Cationic lipid-polymer hybrid nanoparticle drives in situ generation and lymphatic navigation of tumor antigens to prime systemic antitumor immunity

In situ vaccinations that specifically generate tumor antigens and drive the cancer-immunity cycle to kill tumor cells have emerged as a promising therapeutic strategy for cancer treatment. However, insufficiency in a series of processes involving tumor antigens, such as tumor antigen release and lymphatic transportation, hinders antitumor immunity. Here, we prepared a series of lipid-polymer hybrid nanoformulations, and optimized a cationic lipid-polymer nanoparticles (DOTAP-hNPs), comprising a hybrid of poly(ethylene glycol)-block-poly(lactic-co-glycolic acid) (PEG-b-PLGA) and the cationic lipid 1,2-dioleoyl-3-trimethylammonium-propane (DOTAP), for efficient in situ vaccination against cancer.
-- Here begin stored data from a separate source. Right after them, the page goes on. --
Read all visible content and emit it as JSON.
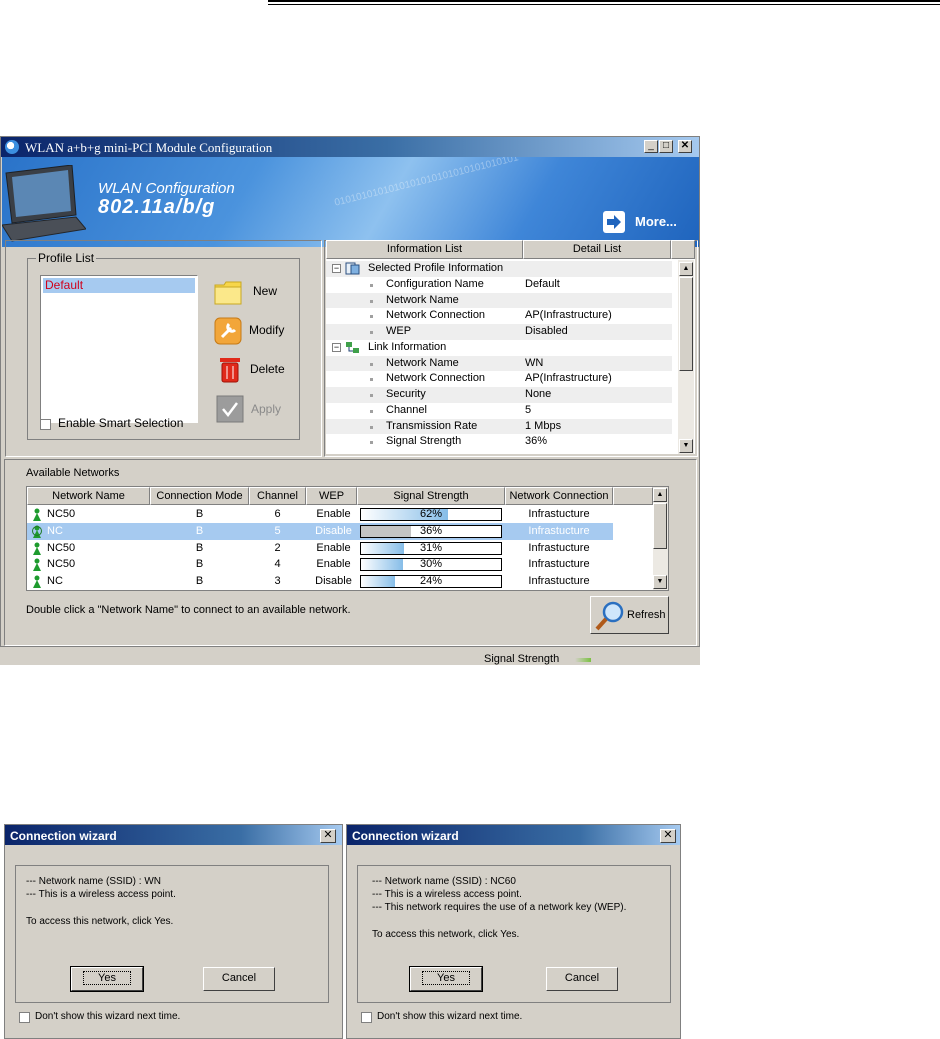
{
  "window": {
    "title": "WLAN a+b+g mini-PCI Module Configuration",
    "banner_line1": "WLAN Configuration",
    "banner_line2": "802.11a/b/g",
    "banner_bits": "0101010101010101010101010101010101",
    "more_label": "More..."
  },
  "profile_list": {
    "legend": "Profile List",
    "items": [
      "Default"
    ],
    "new_label": "New",
    "modify_label": "Modify",
    "delete_label": "Delete",
    "apply_label": "Apply",
    "smart_selection_label": "Enable Smart Selection"
  },
  "info_panel": {
    "tab_info": "Information List",
    "tab_detail": "Detail List",
    "rows": [
      {
        "type": "category",
        "label": "Selected Profile Information",
        "value": ""
      },
      {
        "type": "item",
        "label": "Configuration Name",
        "value": "Default"
      },
      {
        "type": "item",
        "label": "Network Name",
        "value": ""
      },
      {
        "type": "item",
        "label": "Network Connection",
        "value": "AP(Infrastructure)"
      },
      {
        "type": "item",
        "label": "WEP",
        "value": "Disabled"
      },
      {
        "type": "category",
        "label": "Link Information",
        "value": ""
      },
      {
        "type": "item",
        "label": "Network Name",
        "value": "WN"
      },
      {
        "type": "item",
        "label": "Network Connection",
        "value": "AP(Infrastructure)"
      },
      {
        "type": "item",
        "label": "Security",
        "value": "None"
      },
      {
        "type": "item",
        "label": "Channel",
        "value": "5"
      },
      {
        "type": "item",
        "label": "Transmission Rate",
        "value": "1 Mbps"
      },
      {
        "type": "item",
        "label": "Signal Strength",
        "value": "36%"
      }
    ]
  },
  "networks": {
    "section_label": "Available Networks",
    "columns": [
      "Network Name",
      "Connection Mode",
      "Channel",
      "WEP",
      "Signal Strength",
      "Network Connection"
    ],
    "rows": [
      {
        "name": "NC50",
        "mode": "B",
        "channel": "6",
        "wep": "Enable",
        "signal": 62,
        "signal_text": "62%",
        "connection": "Infrastucture",
        "selected": false
      },
      {
        "name": "NC",
        "mode": "B",
        "channel": "5",
        "wep": "Disable",
        "signal": 36,
        "signal_text": "36%",
        "connection": "Infrastucture",
        "selected": true
      },
      {
        "name": "NC50",
        "mode": "B",
        "channel": "2",
        "wep": "Enable",
        "signal": 31,
        "signal_text": "31%",
        "connection": "Infrastucture",
        "selected": false
      },
      {
        "name": "NC50",
        "mode": "B",
        "channel": "4",
        "wep": "Enable",
        "signal": 30,
        "signal_text": "30%",
        "connection": "Infrastucture",
        "selected": false
      },
      {
        "name": "NC",
        "mode": "B",
        "channel": "3",
        "wep": "Disable",
        "signal": 24,
        "signal_text": "24%",
        "connection": "Infrastucture",
        "selected": false
      }
    ],
    "hint": "Double click a \"Network Name\" to connect to an available network.",
    "refresh_label": "Refresh"
  },
  "status_bar": {
    "label": "Signal Strength"
  },
  "dialog1": {
    "title": "Connection wizard",
    "lines": [
      "--- Network name (SSID) : WN",
      "--- This is a wireless access point.",
      "",
      "To access this network, click Yes."
    ],
    "yes_label": "Yes",
    "cancel_label": "Cancel",
    "dont_show_label": "Don't show this wizard next time."
  },
  "dialog2": {
    "title": "Connection wizard",
    "lines": [
      "--- Network name (SSID) : NC60",
      "--- This is a wireless access point.",
      "--- This network requires the use of a network key (WEP).",
      "",
      "To access this network, click Yes."
    ],
    "yes_label": "Yes",
    "cancel_label": "Cancel",
    "dont_show_label": "Don't show this wizard next time."
  },
  "colors": {
    "title_bar": "#0a246a",
    "selection": "#a6caf0",
    "profile_text": "#d0001a",
    "signal_fill": "#86bde8"
  }
}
DOTAP-hNPs efficiently induced immunogenic cell death (ICD) of tumor cells via inhibiting the ATPase activity and consequently generate an abundance of tumor antigens in situ. And then, the DOTAP-hNPs can capture these antigens and drive their lymphatic navigation into antigen-presenting cells (APCs) in draining lymph nodes (dLNs). Thus, intratumoral administration of DOTAP-hNPs significantly promoted APC activation in dLNs and T-cell intratumoral infiltration, eliciting robust systemic antitumor immune responses and synergistically enhancing the efficacy of checkpoint blockade therapy in several tumor models (CT26, B16F10 and 4T1). Our research presents an accessible strategy to prime systemic immunity and improve personalized cancer immunotherapy.